In my opinion, a capital increase in currency, whether or not at the fair value of the equity (in fact, with reference to the fair value of the old equity), should not have the issue of tax collection for the original shareholders and the shareholders of the capital increase.

 
The author logged into the 12366 tax service platform for inquiries and found that the responses of tax authorities in various places in the past two years were relatively vague. Basically, the law was extracted for the consultant to make his own judgment. Therefore, there may be different law enforcement standards across the country.
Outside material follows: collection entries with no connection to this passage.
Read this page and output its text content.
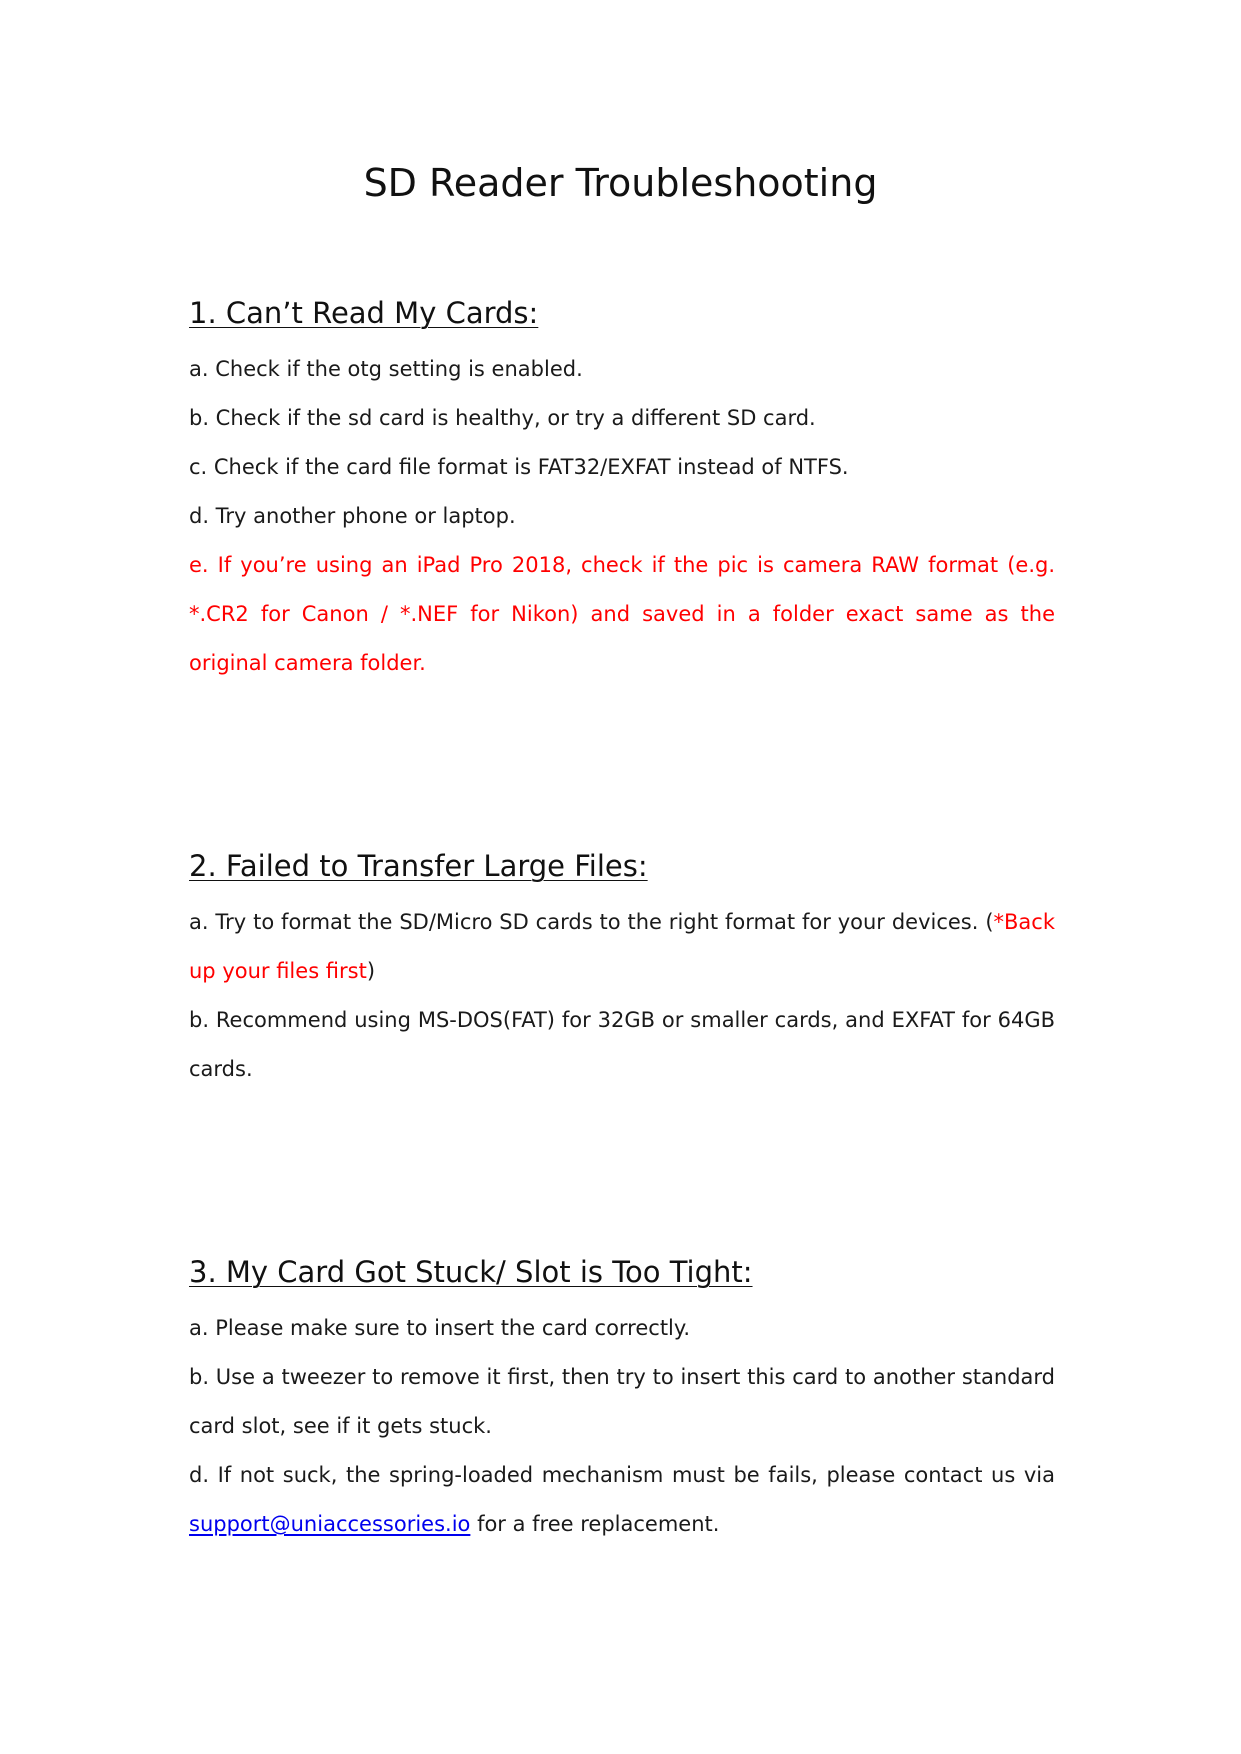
SD Reader Troubleshooting
1. Can’t Read My Cards:

a. Check if the otg setting is enabled.

b. Check if the sd card is healthy, or try a different SD card.

c. Check if the card file format is FAT32/EXFAT instead of NTFS.

d. Try another phone or laptop.

e. If you’re using an iPad Pro 2018, check if the pic is camera RAW format (e.g. *.CR2 for Canon / *.NEF for Nikon) and saved in a folder exact same as the original camera folder.

2. Failed to Transfer Large Files:

a. Try to format the SD/Micro SD cards to the right format for your devices. (*Back up your files first)

b. Recommend using MS-DOS(FAT) for 32GB or smaller cards, and EXFAT for 64GB cards.

3. My Card Got Stuck/ Slot is Too Tight:

a. Please make sure to insert the card correctly.

b. Use a tweezer to remove it first, then try to insert this card to another standard card slot, see if it gets stuck.

d. If not suck, the spring-loaded mechanism must be fails, please contact us via support@uniaccessories.io for a free replacement.
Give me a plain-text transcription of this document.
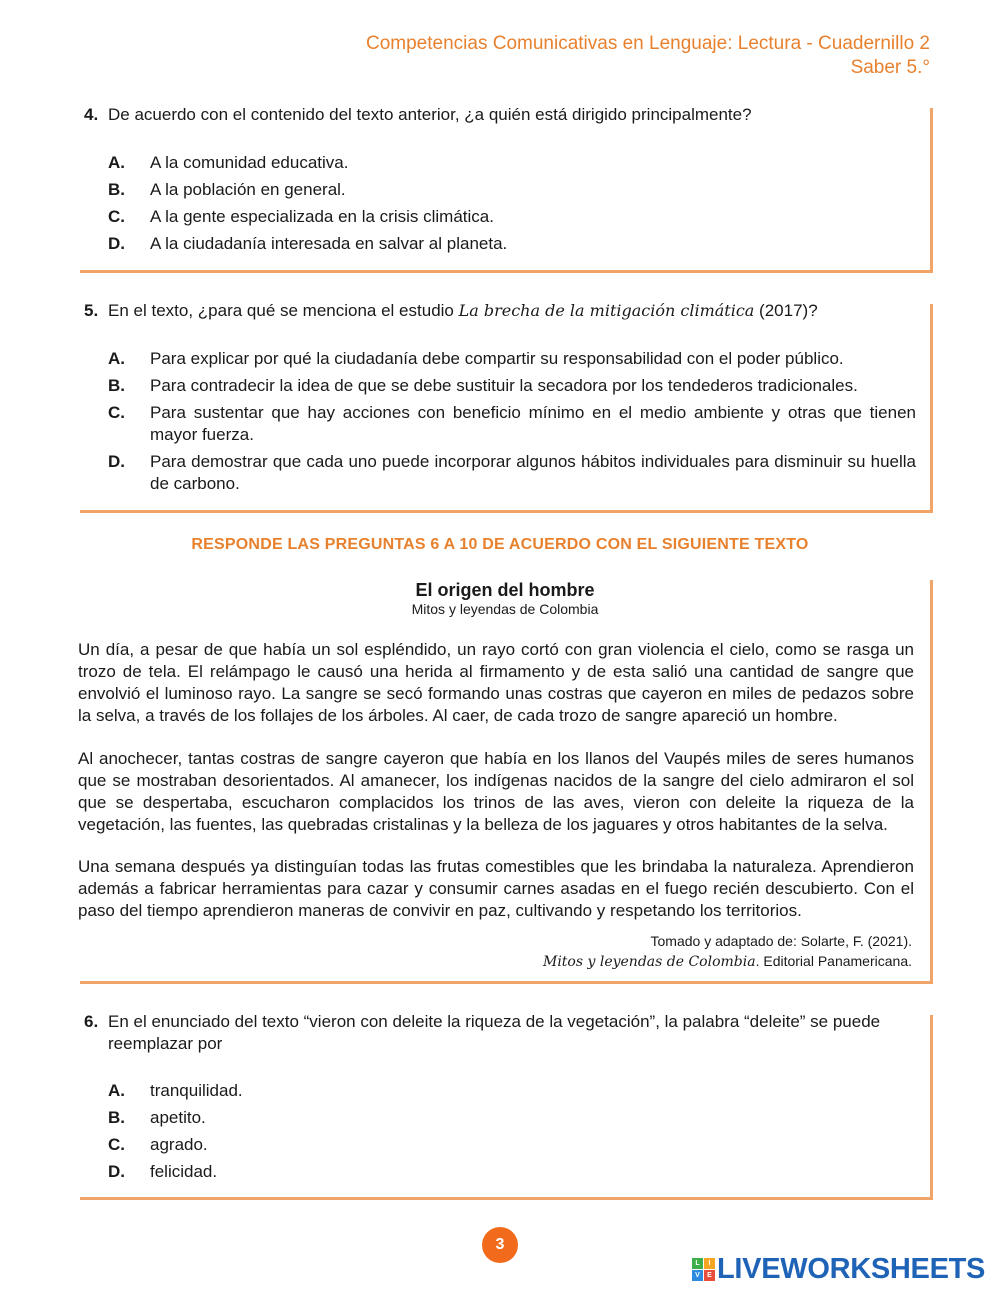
Competencias Comunicativas en Lenguaje: Lectura - Cuadernillo 2
Saber 5.°
4. De acuerdo con el contenido del texto anterior, ¿a quién está dirigido principalmente?
A. A la comunidad educativa.
B. A la población en general.
C. A la gente especializada en la crisis climática.
D. A la ciudadanía interesada en salvar al planeta.
5. En el texto, ¿para qué se menciona el estudio La brecha de la mitigación climática (2017)?
A. Para explicar por qué la ciudadanía debe compartir su responsabilidad con el poder público.
B. Para contradecir la idea de que se debe sustituir la secadora por los tendederos tradicionales.
C. Para sustentar que hay acciones con beneficio mínimo en el medio ambiente y otras que tienen mayor fuerza.
D. Para demostrar que cada uno puede incorporar algunos hábitos individuales para disminuir su huella de carbono.
RESPONDE LAS PREGUNTAS 6 A 10 DE ACUERDO CON EL SIGUIENTE TEXTO
El origen del hombre
Mitos y leyendas de Colombia
Un día, a pesar de que había un sol espléndido, un rayo cortó con gran violencia el cielo, como se rasga un trozo de tela. El relámpago le causó una herida al firmamento y de esta salió una cantidad de sangre que envolvió el luminoso rayo. La sangre se secó formando unas costras que cayeron en miles de pedazos sobre la selva, a través de los follajes de los árboles. Al caer, de cada trozo de sangre apareció un hombre.
Al anochecer, tantas costras de sangre cayeron que había en los llanos del Vaupés miles de seres humanos que se mostraban desorientados. Al amanecer, los indígenas nacidos de la sangre del cielo admiraron el sol que se despertaba, escucharon complacidos los trinos de las aves, vieron con deleite la riqueza de la vegetación, las fuentes, las quebradas cristalinas y la belleza de los jaguares y otros habitantes de la selva.
Una semana después ya distinguían todas las frutas comestibles que les brindaba la naturaleza. Aprendieron además a fabricar herramientas para cazar y consumir carnes asadas en el fuego recién descubierto. Con el paso del tiempo aprendieron maneras de convivir en paz, cultivando y respetando los territorios.
Tomado y adaptado de: Solarte, F. (2021).
Mitos y leyendas de Colombia. Editorial Panamericana.
6. En el enunciado del texto “vieron con deleite la riqueza de la vegetación”, la palabra “deleite” se puede reemplazar por
A. tranquilidad.
B. apetito.
C. agrado.
D. felicidad.
3
L	I
V	E LIVEWORKSHEETS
It is suggested that the parties involved in capital increase and share expansion should conduct sufficient consultation and research before operation to legally safeguard the rights of taxpayers, so as not to increase unnecessary tax risks and costs.

 

 

 

 Introduction to the Author
 
 
 
 
THE LAWYERS
 

 

 


Wang Yongjing

Senior partner of Shengdian law firm, director of tax law research center, foreign lawyer of Hong Kong kewushen law firm, arbitrator of Shenzhen International Arbitration Court (South China International Economic and Trade Arbitration Commission), member of financial and tax law professional committee of all China Lawyers Association, deputy director of tax law committee of Guangdong Lawyers Association, and industry leader of China Association of certified tax agents (phase I of high-end talents). Wang Yongjing, a lawyer with a master's degree in accounting and a doctor of law from Wuhan University, is a compound expert lawyer with working experience in banking, corporate finance, project management, law firms, and fiscal and taxation consulting agencies. He is good at combining "law + professional (industry)" experience to solve major and difficult legal problems for clients, at present, the main practice areas are non-litigation affairs and related dispute resolution in the fields of company, finance, real estate and construction engineering, tax law and taxation.

 

 

 


Cao Wenwen

Sheng Dian law firm practice lawyer, China tax agent. He has served in a large foreign financial leasing company and served as the legal department of the company's headquarters. At present, the main practice areas are corporate mergers and acquisitions, tax law and taxation, capital markets and other non-litigation affairs and related dispute resolution.